Regresemos al Amor Primero

“Los hermanos eran constantes en escuchar la enseñanza de los apóstoles, en la vida común, en la fracción del pan y en las oraciones. Todo el mundo estaba impresionado por los muchos prodigios y signos que los apóstoles hacían en Jerusalén. Los creyentes vivían todos unidos y lo tenían todo en común; vendían posesiones y bienes, y lo repartían entre todos, según la necesidad de cada uno. A diario acudían al templo todos unidos, celebraban la fracción del pan en las casas y comían juntos, alabando a Dios con alegría y de todo corazón; eran bien vistos de todo el pueblo, y día tras día el Señor iba agregando al grupo los que se iban salvando. ”
(Hechos de los Apóstoles 2, 42-47).
 
La crisis de fe actual tiene raíz en la vivencia de la comunidad. Nos cuesta ser con el hermano[1]. Queremos enseñar y guiar pero nunca ser guiados. Nos empeñamos en conseguir -tener- la razón aun sabiendo que nos equivocamos, que no somos perfectos como deberíamos. Por eso los cristianos ya no acuden a nuestras reuniones, ni creen en nuestra enseñanza, porque nosotros no compartimos el pan.
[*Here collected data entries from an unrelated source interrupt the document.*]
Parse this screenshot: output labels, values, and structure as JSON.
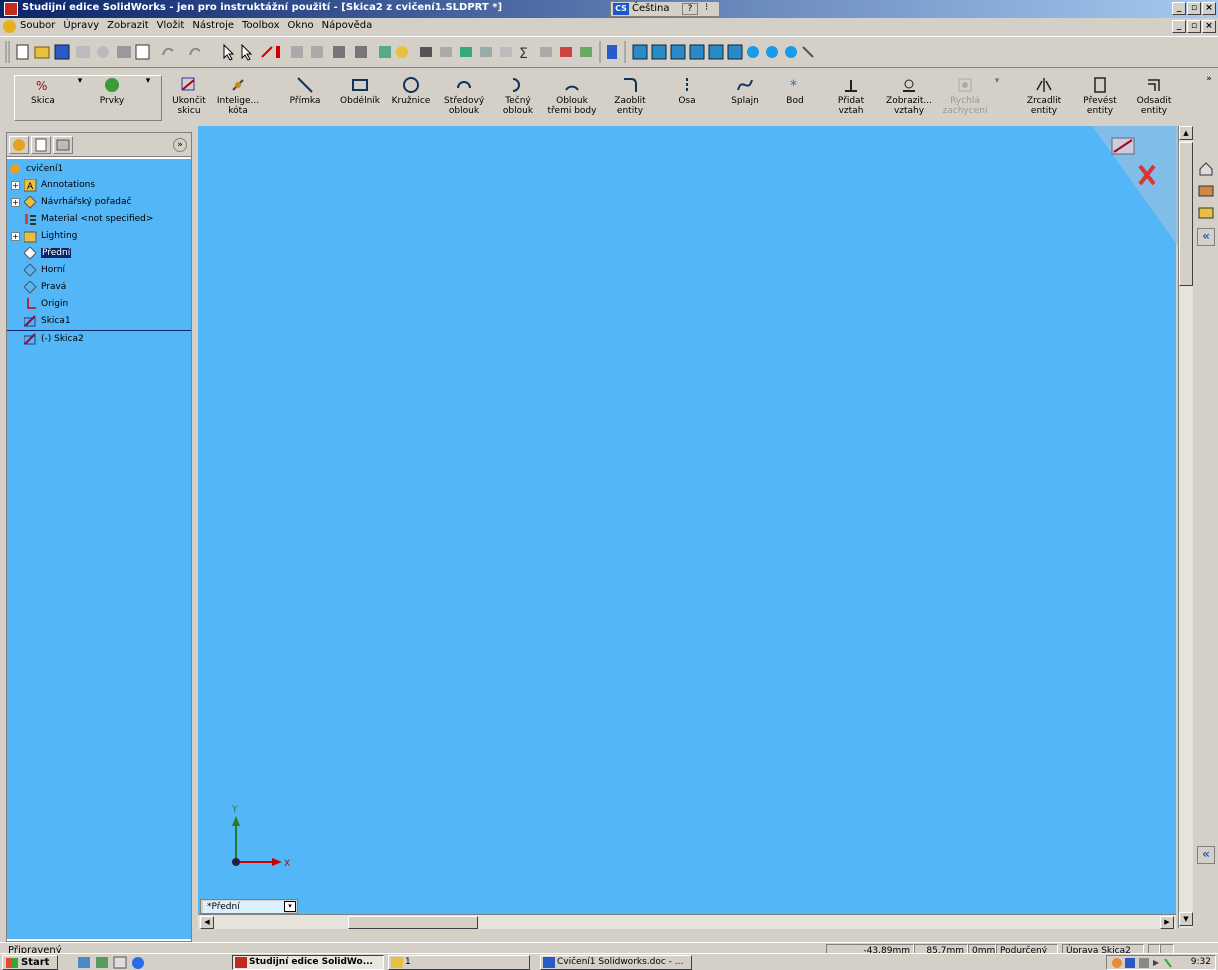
{
  "window": {
    "title": "Studijní edice SolidWorks - jen pro instruktážní použití - [Skica2 z cvičení1.SLDPRT *]",
    "language_code": "CS",
    "language_label": "Čeština",
    "help_glyph": "?",
    "options_glyph": "⁝",
    "min_glyph": "_",
    "max_glyph": "▫",
    "close_glyph": "×"
  },
  "menu": {
    "items": [
      "Soubor",
      "Úpravy",
      "Zobrazit",
      "Vložit",
      "Nástroje",
      "Toolbox",
      "Okno",
      "Nápověda"
    ]
  },
  "commands": {
    "skica": "Skica",
    "prvky": "Prvky",
    "ukoncit1": "Ukončit",
    "ukoncit2": "skicu",
    "inteligentni1": "Intelige...",
    "inteligentni2": "kóta",
    "primka": "Přímka",
    "obdelnik": "Obdélník",
    "kruznice": "Kružnice",
    "stredovy1": "Středový",
    "stredovy2": "oblouk",
    "tecny1": "Tečný",
    "tecny2": "oblouk",
    "oblouk3_1": "Oblouk",
    "oblouk3_2": "třemi body",
    "zaoblit1": "Zaoblit",
    "zaoblit2": "entity",
    "osa": "Osa",
    "splajn": "Splajn",
    "bod": "Bod",
    "pridat1": "Přidat",
    "pridat2": "vztah",
    "zobrazit1": "Zobrazit...",
    "zobrazit2": "vztahy",
    "rychla1": "Rychlá",
    "rychla2": "zachycení",
    "zrcadlit1": "Zrcadlit",
    "zrcadlit2": "entity",
    "prevest1": "Převést",
    "prevest2": "entity",
    "odsadit1": "Odsadit",
    "odsadit2": "entity",
    "more": "»"
  },
  "feature_tree": {
    "collapse": "»",
    "root": "cvičení1",
    "items": [
      "Annotations",
      "Návrhářský pořadač",
      "Material <not specified>",
      "Lighting",
      "Přední",
      "Horní",
      "Pravá",
      "Origin",
      "Skica1",
      "(-) Skica2"
    ]
  },
  "graphics": {
    "background": "#52b6f7",
    "view_label": "*Přední",
    "axis_x": "X",
    "axis_y": "Y"
  },
  "taskpane": {
    "expand": "«"
  },
  "status": {
    "ready": "Připravený",
    "x": "-43.89mm",
    "y": "85.7mm",
    "z": "0mm",
    "state": "Podurčený",
    "mode": "Úprava Skica2"
  },
  "taskbar": {
    "start": "Start",
    "task1": "Studijní edice SolidWo...",
    "task2": "1",
    "task3": "Cvičení1 Solidworks.doc - ...",
    "clock": "9:32"
  }
}
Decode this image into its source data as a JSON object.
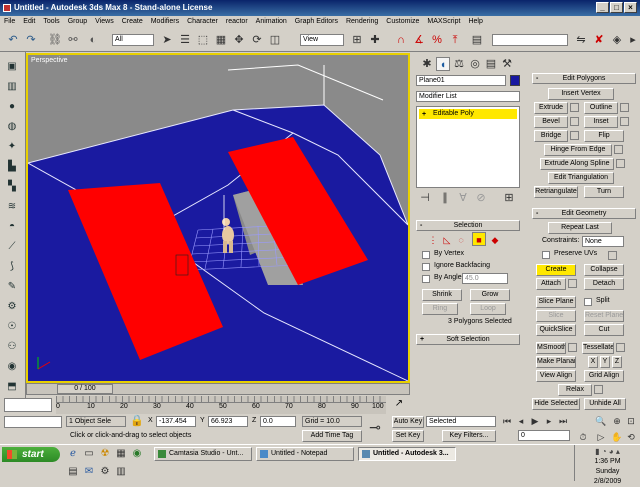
{
  "window": {
    "title": "Untitled - Autodesk 3ds Max 8  -  Stand-alone License"
  },
  "menu": [
    "File",
    "Edit",
    "Tools",
    "Group",
    "Views",
    "Create",
    "Modifiers",
    "Character",
    "reactor",
    "Animation",
    "Graph Editors",
    "Rendering",
    "Customize",
    "MAXScript",
    "Help"
  ],
  "toolbar": {
    "selection_filter": "All",
    "ref_coord": "View",
    "named_sel_placeholder": ""
  },
  "viewport": {
    "label": "Perspective"
  },
  "modify_panel": {
    "object_name": "Plane01",
    "modifier_list": "Modifier List",
    "stack_item": "Editable Poly",
    "selection_title": "Selection",
    "by_vertex": "By Vertex",
    "ignore_backfacing": "Ignore Backfacing",
    "by_angle": "By Angle:",
    "by_angle_value": "45.0",
    "shrink": "Shrink",
    "grow": "Grow",
    "ring": "Ring",
    "loop": "Loop",
    "selected_count": "3 Polygons Selected",
    "soft_selection": "Soft Selection"
  },
  "edit_polygons": {
    "title": "Edit Polygons",
    "insert_vertex": "Insert Vertex",
    "extrude": "Extrude",
    "outline": "Outline",
    "bevel": "Bevel",
    "inset": "Inset",
    "bridge": "Bridge",
    "flip": "Flip",
    "hinge": "Hinge From Edge",
    "extrude_spline": "Extrude Along Spline",
    "edit_triangulation": "Edit Triangulation",
    "retriangulate": "Retriangulate",
    "turn": "Turn"
  },
  "edit_geometry": {
    "title": "Edit Geometry",
    "repeat_last": "Repeat Last",
    "constraints_label": "Constraints:",
    "constraints_value": "None",
    "preserve_uvs": "Preserve UVs",
    "create": "Create",
    "collapse": "Collapse",
    "attach": "Attach",
    "detach": "Detach",
    "slice_plane": "Slice Plane",
    "split": "Split",
    "slice": "Slice",
    "reset_plane": "Reset Plane",
    "quickslice": "QuickSlice",
    "cut": "Cut",
    "msmooth": "MSmooth",
    "tessellate": "Tessellate",
    "make_planar": "Make Planar",
    "x": "X",
    "y": "Y",
    "z": "Z",
    "view_align": "View Align",
    "grid_align": "Grid Align",
    "relax": "Relax",
    "hide_selected": "Hide Selected",
    "unhide_all": "Unhide All"
  },
  "timeline": {
    "frame": "0 / 100",
    "ticks": [
      "0",
      "10",
      "20",
      "30",
      "40",
      "50",
      "60",
      "70",
      "80",
      "90",
      "100"
    ]
  },
  "status": {
    "selection": "1 Object Sele",
    "prompt": "Click or click-and-drag to select objects",
    "x_label": "X",
    "x_value": "-137.454",
    "y_label": "Y",
    "y_value": "66.923",
    "z_label": "Z",
    "z_value": "0.0",
    "grid": "Grid = 10.0",
    "add_time_tag": "Add Time Tag",
    "auto_key": "Auto Key",
    "set_key": "Set Key",
    "key_mode": "Selected",
    "key_filters": "Key Filters...",
    "frame_value": "0"
  },
  "taskbar": {
    "start": "start",
    "items": [
      "Camtasia Studio - Unt...",
      "Untitled - Notepad",
      "Untitled - Autodesk 3..."
    ],
    "time": "1:36 PM",
    "day": "Sunday",
    "date": "2/8/2009"
  },
  "colors": {
    "selected_face": "#ff0000",
    "ground": "#1a1aa0",
    "active_viewport_border": "#e8d000",
    "yellow_button": "#ffe800"
  }
}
Hemos perdido -olvidado- un pilar fundamental a la hora de atraer hacia Cristo: el “miren como se aman” que hizo de la primera comunidad de cristianos un modelo a seguir; ese “miren como se aman” que sostuvo la Iglesia durante muchos años -hasta nuestros días- y que ahora por la lucha de poder se fue borrando de nuestros corazones: ya la individualidad, la autosuficiencia, el “yo puedo solo”, el prescindir del otro porque tiene un cargo menor, o porque yo me siento superior, ha convertido nuestros principios originarios en desechos inservibles. Dios nos eligió no por ser los mejores sino porque quiere mejorarnos, quiere hacer de nosotros hombres de amor, no solo quiere que lo amemos es necesario que nos amemos entre nosotros. Él quiere enseñarnos ese amor, esa forma de amar, esa forma de vivir.
Y a la hora de culpar estamos preparando piedras contra el hermano, nos enceguecemos contra la paja en el ojo del otro. Pues bien, sabemos que es culpa nuestra, pero sobre todo mía: Cuando no cumplí el mandato de amor al hermano, cuando no te escuché, cuando no te visité si estabas enfermo, cuando no te di un buen consejo, cuando vencido por el cansancio te grité, cuando no te presté la ayuda que necesitabas, cuando me sentí superior a ti y te miré por lo bajo, cuando te hice la guerra, cuando no te demostré lo suficiente que eras realmente importante para mí y para Dios, pido perdón por mi falta de amor.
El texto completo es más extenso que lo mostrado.